Aholi is a beautiful kachina in his multicolored cloak and tall blue helmet but is of less importance than the very plain Eototo. On the back of his cloak is a likeness of Muyingwa, one of the Germ Gods responsible for the germination of the seeds. Aholi wears a white kilt, a sash, and a fox skin. He wears red moccasins and carries a staff or wand.
Aholi carries a wand marked with a star on the end, and as the plumed water serpent, two jars dedicated to him are painted with pointed star emblems
Aholi is the patron saint (wuya) of the Pikyas or Young Corn Clan who care for the seed corn. The colors on his cloak are said to represent the flowers and brightness of summer.
Legend has it that the Aholi and Eototo kachinas were partners ages ago in a different land. Aholi stayed behind to fight a rear guard action, then had his throat cut to allow Eototo time to escape as leader. After many lengthy migrations throughout the Southwest, they were reunited at Old Oraibi.

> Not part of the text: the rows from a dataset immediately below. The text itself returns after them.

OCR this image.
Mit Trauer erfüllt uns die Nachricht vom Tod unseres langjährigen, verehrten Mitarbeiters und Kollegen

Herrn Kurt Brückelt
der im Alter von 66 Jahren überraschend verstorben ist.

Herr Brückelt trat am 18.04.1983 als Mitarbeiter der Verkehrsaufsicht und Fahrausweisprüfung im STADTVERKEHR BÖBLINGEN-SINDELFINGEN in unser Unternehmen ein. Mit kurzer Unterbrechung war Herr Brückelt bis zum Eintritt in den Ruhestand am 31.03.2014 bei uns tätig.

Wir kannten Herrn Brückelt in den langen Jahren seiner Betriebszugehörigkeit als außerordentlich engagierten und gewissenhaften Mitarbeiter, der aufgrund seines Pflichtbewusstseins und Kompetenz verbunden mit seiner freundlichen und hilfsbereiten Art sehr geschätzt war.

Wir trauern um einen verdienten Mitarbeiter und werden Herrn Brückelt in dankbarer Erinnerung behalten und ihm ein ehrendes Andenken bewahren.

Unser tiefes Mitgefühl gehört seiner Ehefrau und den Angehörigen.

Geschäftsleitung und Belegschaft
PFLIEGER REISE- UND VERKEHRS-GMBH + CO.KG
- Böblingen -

Aholi’s name appears to derive from the Hopi word ahulti, or “return” which was the promise that the departing Quetzalcoatl made his people when he fled the Toltec capital of Tula for the mythical land of Tlillan
* The Powamu Ceremony is also called the Bean Planting Festival. It is observed in late January or early February and lasts 8 days.
Eototo is the chief of all kachinas and knows all of the ceremonies. He is the spiritual counterpart of the village chief and as such is called “father” of all the kachinas. He controls the seasons and is sometimes called the husband of Hahai-i Wuhti.

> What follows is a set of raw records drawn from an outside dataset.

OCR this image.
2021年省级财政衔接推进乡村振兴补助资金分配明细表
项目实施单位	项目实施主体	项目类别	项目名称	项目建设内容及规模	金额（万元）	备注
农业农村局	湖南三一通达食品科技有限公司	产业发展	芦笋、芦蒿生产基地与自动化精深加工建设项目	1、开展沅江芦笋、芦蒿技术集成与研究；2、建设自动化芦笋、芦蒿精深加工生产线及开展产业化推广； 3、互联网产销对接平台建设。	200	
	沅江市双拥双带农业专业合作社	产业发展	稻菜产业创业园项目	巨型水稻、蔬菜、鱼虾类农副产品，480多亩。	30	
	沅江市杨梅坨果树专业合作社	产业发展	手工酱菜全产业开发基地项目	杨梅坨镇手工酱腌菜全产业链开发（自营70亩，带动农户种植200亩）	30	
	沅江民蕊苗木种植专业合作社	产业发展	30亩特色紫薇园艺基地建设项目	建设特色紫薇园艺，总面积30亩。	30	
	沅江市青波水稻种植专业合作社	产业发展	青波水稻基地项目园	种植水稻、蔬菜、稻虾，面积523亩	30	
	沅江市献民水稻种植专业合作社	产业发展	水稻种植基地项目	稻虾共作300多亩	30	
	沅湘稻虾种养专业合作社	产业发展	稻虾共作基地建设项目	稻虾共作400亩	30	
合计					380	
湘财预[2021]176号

During the Powamu or Bean Dance on Third Mesa, he conducts an elaborate ceremony with his lieutenant, Aholi. He draws cloud symbols in corn flower on the ground pointing into the village.

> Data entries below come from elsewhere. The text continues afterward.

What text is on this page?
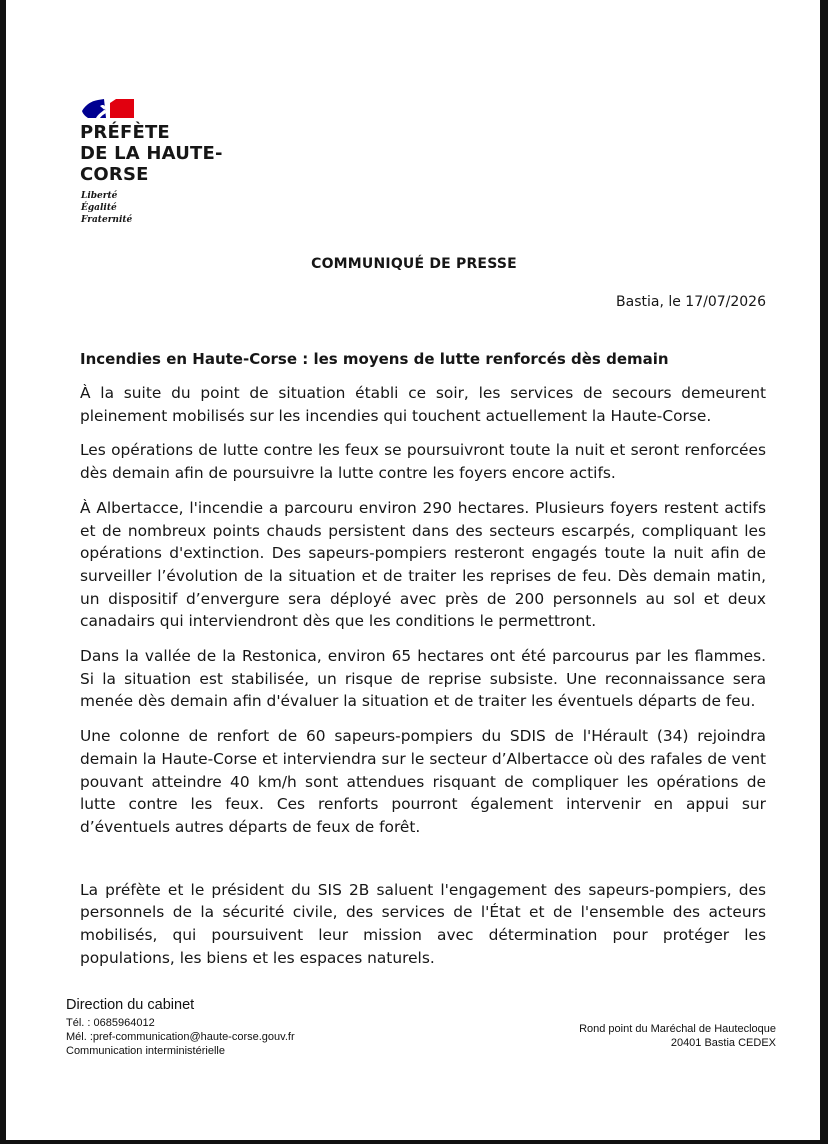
PRÉFÈTE
DE LA HAUTE-
CORSE
Liberté
Égalité
Fraternité
COMMUNIQUÉ DE PRESSE
Bastia, le 17/07/2026
Incendies en Haute-Corse : les moyens de lutte renforcés dès demain

À la suite du point de situation établi ce soir, les services de secours demeurent pleinement mobilisés sur les incendies qui touchent actuellement la Haute-Corse.

Les opérations de lutte contre les feux se poursuivront toute la nuit et seront renforcées dès demain afin de poursuivre la lutte contre les foyers encore actifs.

À Albertacce, l'incendie a parcouru environ 290 hectares. Plusieurs foyers restent actifs et de nombreux points chauds persistent dans des secteurs escarpés, compliquant les opérations d'extinction. Des sapeurs-pompiers resteront engagés toute la nuit afin de surveiller l’évolution de la situation et de traiter les reprises de feu. Dès demain matin, un dispositif d’envergure sera déployé avec près de 200 personnels au sol et deux canadairs qui interviendront dès que les conditions le permettront.

Dans la vallée de la Restonica, environ 65 hectares ont été parcourus par les flammes. Si la situation est stabilisée, un risque de reprise subsiste. Une reconnaissance sera menée dès demain afin d'évaluer la situation et de traiter les éventuels départs de feu.

Une colonne de renfort de 60 sapeurs-pompiers du SDIS de l'Hérault (34) rejoindra demain la Haute-Corse et interviendra sur le secteur d’Albertacce où des rafales de vent pouvant atteindre 40 km/h sont attendues risquant de compliquer les opérations de lutte contre les feux. Ces renforts pourront également intervenir en appui sur d’éventuels autres départs de feux de forêt.

La préfète et le président du SIS 2B saluent l'engagement des sapeurs-pompiers, des personnels de la sécurité civile, des services de l'État et de l'ensemble des acteurs mobilisés, qui poursuivent leur mission avec détermination pour protéger les populations, les biens et les espaces naturels.

Direction du cabinet
Tél. : 0685964012
Mél. :pref-communication@haute-corse.gouv.fr
Communication interministérielle
Rond point du Maréchal de Hautecloque
20401 Bastia CEDEX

Aholi places his ceremonial staff on these and roars out his call. Then they both proceed onward toward the village. This is designed to draw the clouds and moisture into the pueblo.
Eototo “goes to the north end of the kiva, rubs a handful of sacred meal to the north side of the hatchway and then pours a little water into the kiva, which is caught up in a bowl by a man standing on a ladder.” This offering to the north is then repeated to the other three cardinal directions. Water and the fruitfulness of the earth are thus what his appearance at Powamu promises to the Hopi.
Aholi and Eototo kachinas went to the Red Land of the south and brought back squash, “after long wanderings” an echo of the legend on which Powamu itself is based. Eototo does, in fact, appear to derive from the red land of the south, from the primordial Aztec god of creation, Ometeotl, a version of whose name he appears to have adopted.
Ometeotl was personified in the legendary figure of Quetzalcoatl, one of Mesoamerica’s most popular gods. Ometeotl controlled the rain as Tlaloc, the sun as Tonatiuh, the corn as the Mother Goddesses. To the Hopi, as Eototo, he brings the “gifts of nature” back to the villages at Powamu.